Tres veces se vieron obligados a saltar a tierra, encender antorchas, estudiar a su luz las características del rápido, descargar el catamarán, transportarlo aguas abajo, acarrear luego todo su contenido, cargar de nuevo, embarcarse y continuar la navegación.
Al amanecer se encontraban exhaustos, pero con la claridad del día y sin el agobio de tener a sus enemigos pisándoles los talones, pudieron afirmar mucho mejor la peculiar vela de piel al casco de la canoa, de tal forma que mientras un indígena y un cristiano dormían los otros dos se bastaban para encargarse de la navegación.
Mediada la mañana, el paisaje comenzó a cambiar a ojos vista, y mientras los acantilados perdían altura y las montañas pasaban de su peculiar color rojizo a tonalidades grises o verdes, el cauce del río se ensanchaba formando lagunas cada vez más extensas, lo que permitía que los horizontes fueran cada vez más amplios.
Gracias a ello alcanzaron un punto desde el que dominaban una gran extensión de terreno a sus espaldas, razón por la que decidieron hacer un alto, reponer fuerzas y comer algo sin miedo a ser sorprendidos por sus perseguidores, si es que no habían cejado ya en su empeño.
Desde donde se encontraban podían distinguir con toda claridad el punto en que el agreste cañón empezaba a abrirse y las aguas se ensanchaban como si respirasen tras permanecer demasiado tiempo encorsetadas.
La vegetación abundaba ahora en ambas orillas, y de igual modo lo hacía la caza, por lo que apenas necesitaron media hora para abatir a un imprudente cervatillo que se había aproximado a abrevar.
A la vista de ello, el gomero inquirió, sorprendido, por qué razón los indígenas que con tanto ahínco los perseguían habían preferido establecer su poblado en un lugar tan agreste como el interior del cañón, en lugar de hacerlo en un paraje tan frondoso e idílico como el que ahora los rodeaba.
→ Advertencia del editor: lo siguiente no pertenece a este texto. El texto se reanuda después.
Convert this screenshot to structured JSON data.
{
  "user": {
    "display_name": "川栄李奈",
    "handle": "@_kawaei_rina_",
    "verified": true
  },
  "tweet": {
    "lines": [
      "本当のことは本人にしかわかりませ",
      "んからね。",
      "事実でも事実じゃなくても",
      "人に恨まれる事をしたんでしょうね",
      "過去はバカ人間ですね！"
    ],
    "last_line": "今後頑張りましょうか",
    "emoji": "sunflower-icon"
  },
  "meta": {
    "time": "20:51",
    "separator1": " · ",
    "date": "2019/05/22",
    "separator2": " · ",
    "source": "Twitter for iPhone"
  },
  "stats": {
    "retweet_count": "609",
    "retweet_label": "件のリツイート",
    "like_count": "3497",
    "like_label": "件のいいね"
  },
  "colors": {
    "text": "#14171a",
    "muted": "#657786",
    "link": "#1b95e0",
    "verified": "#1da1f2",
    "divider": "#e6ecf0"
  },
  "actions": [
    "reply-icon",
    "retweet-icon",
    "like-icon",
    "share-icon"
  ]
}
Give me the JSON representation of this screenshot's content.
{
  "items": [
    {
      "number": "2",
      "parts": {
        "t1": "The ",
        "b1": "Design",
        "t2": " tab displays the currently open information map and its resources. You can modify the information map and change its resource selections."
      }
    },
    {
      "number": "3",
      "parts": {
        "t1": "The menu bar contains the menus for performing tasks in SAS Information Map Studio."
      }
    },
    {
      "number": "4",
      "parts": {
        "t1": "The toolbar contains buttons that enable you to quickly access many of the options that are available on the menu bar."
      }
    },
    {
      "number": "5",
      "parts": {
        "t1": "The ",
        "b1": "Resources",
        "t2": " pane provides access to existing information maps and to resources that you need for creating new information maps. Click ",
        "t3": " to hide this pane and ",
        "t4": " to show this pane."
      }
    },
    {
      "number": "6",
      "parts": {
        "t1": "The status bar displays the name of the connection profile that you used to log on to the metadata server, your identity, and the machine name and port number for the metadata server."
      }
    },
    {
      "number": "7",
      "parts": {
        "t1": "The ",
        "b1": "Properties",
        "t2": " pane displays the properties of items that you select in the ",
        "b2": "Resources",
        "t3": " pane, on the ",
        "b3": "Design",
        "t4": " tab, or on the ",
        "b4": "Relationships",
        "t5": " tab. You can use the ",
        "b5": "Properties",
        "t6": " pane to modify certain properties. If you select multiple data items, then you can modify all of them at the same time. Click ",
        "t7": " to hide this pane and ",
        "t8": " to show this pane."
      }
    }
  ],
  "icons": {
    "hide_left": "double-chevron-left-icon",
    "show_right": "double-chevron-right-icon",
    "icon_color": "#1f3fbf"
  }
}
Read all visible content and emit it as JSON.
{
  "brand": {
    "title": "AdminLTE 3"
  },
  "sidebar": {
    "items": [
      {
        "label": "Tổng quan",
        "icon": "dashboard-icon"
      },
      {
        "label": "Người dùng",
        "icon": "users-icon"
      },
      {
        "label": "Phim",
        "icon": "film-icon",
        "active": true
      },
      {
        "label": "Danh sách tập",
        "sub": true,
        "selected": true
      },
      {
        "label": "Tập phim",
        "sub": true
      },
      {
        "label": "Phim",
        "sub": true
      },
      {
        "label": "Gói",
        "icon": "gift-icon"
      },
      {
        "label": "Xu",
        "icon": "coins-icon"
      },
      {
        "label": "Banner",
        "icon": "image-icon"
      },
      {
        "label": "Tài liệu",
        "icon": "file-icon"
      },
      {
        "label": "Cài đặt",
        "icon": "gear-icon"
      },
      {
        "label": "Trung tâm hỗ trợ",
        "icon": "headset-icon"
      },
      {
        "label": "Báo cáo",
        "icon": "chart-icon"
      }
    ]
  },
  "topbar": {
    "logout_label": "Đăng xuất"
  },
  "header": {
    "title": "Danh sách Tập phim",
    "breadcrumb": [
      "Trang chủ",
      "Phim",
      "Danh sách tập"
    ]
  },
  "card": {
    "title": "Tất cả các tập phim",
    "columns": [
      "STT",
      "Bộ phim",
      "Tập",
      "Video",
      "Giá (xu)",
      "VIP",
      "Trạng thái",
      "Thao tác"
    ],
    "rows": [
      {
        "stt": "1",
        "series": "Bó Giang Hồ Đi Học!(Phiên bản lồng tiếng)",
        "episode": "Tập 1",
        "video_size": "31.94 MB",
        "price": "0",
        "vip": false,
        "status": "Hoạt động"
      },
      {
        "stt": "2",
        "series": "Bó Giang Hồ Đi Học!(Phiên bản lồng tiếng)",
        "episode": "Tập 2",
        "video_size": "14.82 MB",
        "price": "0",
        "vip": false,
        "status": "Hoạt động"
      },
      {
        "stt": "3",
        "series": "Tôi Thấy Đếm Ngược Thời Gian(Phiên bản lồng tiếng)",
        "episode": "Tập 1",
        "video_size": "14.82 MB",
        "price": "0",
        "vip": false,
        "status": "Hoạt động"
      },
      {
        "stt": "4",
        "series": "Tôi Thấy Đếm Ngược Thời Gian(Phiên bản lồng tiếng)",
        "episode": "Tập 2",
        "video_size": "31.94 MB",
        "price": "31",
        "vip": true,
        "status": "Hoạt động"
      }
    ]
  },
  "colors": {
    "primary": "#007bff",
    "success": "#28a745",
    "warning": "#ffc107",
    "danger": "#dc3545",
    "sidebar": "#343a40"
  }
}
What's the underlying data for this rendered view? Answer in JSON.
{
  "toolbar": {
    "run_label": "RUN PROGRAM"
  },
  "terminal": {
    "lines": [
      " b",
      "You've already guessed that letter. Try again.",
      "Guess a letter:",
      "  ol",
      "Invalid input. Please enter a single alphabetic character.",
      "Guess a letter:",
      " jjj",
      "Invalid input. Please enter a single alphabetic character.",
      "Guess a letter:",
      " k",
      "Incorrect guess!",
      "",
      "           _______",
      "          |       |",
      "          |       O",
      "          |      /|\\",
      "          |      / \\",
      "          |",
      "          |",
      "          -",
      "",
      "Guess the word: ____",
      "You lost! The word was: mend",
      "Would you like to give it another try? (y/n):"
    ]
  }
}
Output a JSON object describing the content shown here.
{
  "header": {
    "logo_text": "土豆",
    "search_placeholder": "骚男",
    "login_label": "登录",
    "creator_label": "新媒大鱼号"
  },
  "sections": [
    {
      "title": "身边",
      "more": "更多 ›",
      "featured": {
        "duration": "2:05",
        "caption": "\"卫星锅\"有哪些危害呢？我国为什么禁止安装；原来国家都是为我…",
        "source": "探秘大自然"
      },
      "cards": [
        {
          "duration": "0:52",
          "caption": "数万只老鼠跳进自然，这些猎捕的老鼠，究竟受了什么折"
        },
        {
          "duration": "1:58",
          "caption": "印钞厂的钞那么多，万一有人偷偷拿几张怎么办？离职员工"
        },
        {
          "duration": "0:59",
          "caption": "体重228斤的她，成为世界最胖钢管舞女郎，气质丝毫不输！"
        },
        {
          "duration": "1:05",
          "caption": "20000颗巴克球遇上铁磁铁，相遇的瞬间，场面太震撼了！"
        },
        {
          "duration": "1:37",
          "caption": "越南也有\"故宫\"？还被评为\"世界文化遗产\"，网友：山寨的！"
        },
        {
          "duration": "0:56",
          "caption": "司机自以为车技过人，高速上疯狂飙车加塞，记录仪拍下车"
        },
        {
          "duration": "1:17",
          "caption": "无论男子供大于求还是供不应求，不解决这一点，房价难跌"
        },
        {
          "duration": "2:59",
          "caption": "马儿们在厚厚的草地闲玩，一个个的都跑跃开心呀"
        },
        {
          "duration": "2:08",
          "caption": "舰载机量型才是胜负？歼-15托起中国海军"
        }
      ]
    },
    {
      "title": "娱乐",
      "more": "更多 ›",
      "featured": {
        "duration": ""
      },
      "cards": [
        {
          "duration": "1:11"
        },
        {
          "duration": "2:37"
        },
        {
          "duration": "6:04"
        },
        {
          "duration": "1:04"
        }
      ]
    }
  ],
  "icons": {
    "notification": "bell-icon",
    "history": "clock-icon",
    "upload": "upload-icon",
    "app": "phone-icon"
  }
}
Cuando Andújar le trasladó la pregunta a Sheetta, que así se llamaba el cacique navajo, éste señaló que se trataba de una simple cuestión de seguridad; cada cuatro o cinco años, salvajes partidas de nómadas de una tribu a la que denominaba «los comanches sin sombra», bajaban desde el noroeste en busca de esclavos y mujeres. Lógicamente, en un lugar como el que en aquellos momentos se encontraban no existía forma alguna de defenderse de ellos, pero en el interior de un cañón tan abrupto y tan sencillo de vigilar como el del río los ataques por sorpresa raramente surtían efecto.
Según él mismo contaba, Sheetta había sido tiempo atrás un hombre de cierta importancia; un cacique llamado a suceder algún día al jefe supremo de todas las familias que componían el conjunto de las tribus de los navajos, pero un rival en sus aspiraciones al futuro mando lo había traicionado, vendiéndolo, junto a su mujer y a su hija, a un grupo de aquellos comanches sin sombra, quienes se llevaron al norte a su mujer, que estaba embarazada, y lo revendieron, con la pequeña, a sus actuales propietarios.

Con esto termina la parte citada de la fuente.